Back Into The Wild: A Conservation Victory

Spix’s macaw in captivity in Singapore (photo from Wikimedia Commons)

14 April 2023

The parrots pictured above are Spix’s macaws (Cyanopsitta spixii) that used to be endemic to the semi-arid Caatinga of eastern Brazil.

Former range of Spix’s macaw (map from Wikimedia Commons)

The past tense is important here. Though never numerous, their population declined precipitously in the late 20th century.
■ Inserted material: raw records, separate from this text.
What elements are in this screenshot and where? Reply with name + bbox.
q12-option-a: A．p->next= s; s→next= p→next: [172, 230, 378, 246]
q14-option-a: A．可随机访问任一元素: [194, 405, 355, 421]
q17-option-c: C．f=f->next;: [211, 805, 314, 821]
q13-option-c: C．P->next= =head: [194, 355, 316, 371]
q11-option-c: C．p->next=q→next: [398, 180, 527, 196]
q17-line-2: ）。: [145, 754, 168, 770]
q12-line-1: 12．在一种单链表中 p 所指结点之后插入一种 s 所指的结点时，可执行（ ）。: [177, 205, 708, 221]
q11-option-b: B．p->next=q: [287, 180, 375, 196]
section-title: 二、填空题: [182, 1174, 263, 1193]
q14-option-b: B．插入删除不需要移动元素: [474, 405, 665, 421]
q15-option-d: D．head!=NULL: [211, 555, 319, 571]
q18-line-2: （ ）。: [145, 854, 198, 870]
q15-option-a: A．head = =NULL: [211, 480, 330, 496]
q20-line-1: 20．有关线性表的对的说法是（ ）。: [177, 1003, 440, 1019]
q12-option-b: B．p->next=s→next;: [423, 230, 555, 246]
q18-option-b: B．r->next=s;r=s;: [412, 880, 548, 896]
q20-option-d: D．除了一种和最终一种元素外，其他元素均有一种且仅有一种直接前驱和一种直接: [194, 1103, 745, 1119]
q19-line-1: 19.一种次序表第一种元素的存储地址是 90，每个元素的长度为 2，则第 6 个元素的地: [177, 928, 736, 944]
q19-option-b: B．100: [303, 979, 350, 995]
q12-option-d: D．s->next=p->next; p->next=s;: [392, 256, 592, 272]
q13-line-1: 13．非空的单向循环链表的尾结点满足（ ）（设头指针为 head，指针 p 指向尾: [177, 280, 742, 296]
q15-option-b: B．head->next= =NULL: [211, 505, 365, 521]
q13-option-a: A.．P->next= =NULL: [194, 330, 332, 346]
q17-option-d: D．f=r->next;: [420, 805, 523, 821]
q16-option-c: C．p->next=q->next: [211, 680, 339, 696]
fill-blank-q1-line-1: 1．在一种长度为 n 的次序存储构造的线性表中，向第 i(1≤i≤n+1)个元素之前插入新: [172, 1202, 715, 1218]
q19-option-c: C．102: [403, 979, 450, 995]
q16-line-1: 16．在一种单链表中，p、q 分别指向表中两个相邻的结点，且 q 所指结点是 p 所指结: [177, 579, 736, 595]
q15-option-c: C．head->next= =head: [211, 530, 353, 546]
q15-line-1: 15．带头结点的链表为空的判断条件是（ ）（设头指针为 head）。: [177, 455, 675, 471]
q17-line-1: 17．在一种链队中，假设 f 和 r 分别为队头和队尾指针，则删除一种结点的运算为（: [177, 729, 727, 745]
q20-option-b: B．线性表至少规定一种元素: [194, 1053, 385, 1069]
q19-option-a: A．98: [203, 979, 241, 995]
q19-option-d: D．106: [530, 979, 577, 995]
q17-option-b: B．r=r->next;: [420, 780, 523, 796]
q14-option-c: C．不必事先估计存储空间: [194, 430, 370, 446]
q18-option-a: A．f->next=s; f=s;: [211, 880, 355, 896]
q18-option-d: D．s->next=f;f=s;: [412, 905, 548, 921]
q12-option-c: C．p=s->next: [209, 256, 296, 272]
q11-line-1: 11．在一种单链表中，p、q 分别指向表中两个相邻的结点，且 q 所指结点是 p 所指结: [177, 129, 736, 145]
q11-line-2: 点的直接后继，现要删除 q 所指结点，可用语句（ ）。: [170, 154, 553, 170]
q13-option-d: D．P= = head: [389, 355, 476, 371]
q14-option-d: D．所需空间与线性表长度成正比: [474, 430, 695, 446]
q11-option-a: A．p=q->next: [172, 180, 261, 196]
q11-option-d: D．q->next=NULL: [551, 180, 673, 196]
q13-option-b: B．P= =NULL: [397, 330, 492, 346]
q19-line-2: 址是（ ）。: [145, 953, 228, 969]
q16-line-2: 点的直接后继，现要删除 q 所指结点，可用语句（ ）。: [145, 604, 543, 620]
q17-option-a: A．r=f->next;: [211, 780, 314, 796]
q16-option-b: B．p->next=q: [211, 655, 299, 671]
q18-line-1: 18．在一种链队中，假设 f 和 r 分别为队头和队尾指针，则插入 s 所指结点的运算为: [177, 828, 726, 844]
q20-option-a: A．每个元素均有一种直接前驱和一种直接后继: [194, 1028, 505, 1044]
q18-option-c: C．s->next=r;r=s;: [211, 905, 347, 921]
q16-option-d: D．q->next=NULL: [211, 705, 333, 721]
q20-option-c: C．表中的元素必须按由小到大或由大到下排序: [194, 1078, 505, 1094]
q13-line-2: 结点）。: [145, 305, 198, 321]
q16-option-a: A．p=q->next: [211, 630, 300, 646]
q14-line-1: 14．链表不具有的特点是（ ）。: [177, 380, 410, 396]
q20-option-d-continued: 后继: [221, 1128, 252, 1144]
By 2000 they were extinct in the wild and existed only in captivity.

Organizations, including the Association for the Conservation of Threatened Parrots (ACTP e.V.), conducted captive breeding programs to release Spix’s macaw back to their homeland but they also had to spend many years locating, protecting and preparing proper habitat for the birds’ release into the hottest, driest area of the Caatinga.

Caatinga in Bahia, Brazil (photo from Wikimedia Commons)

Habitat loss, invasive predators and the disappearance of the birds’ one special tree, the Caraibeira (Tabebuia aurea), had to be reversed.

Caraibeira (Tabebuia aurea) tree (photo from Wikimedia Commons)

By April 2022 the habitat was ready and ACTP e.V. prepared a small flock of Spix’s macaws for release back into the wild.

(video from Association for the Conservation of Threatened Parrots on YouTube, 4 April 2022)

The release occurred in June 2022, as shown in this video from ABC News.

(video from ABC News on YouTube, 14 June 2022)

What a gorgeous sight to see them fly free at last!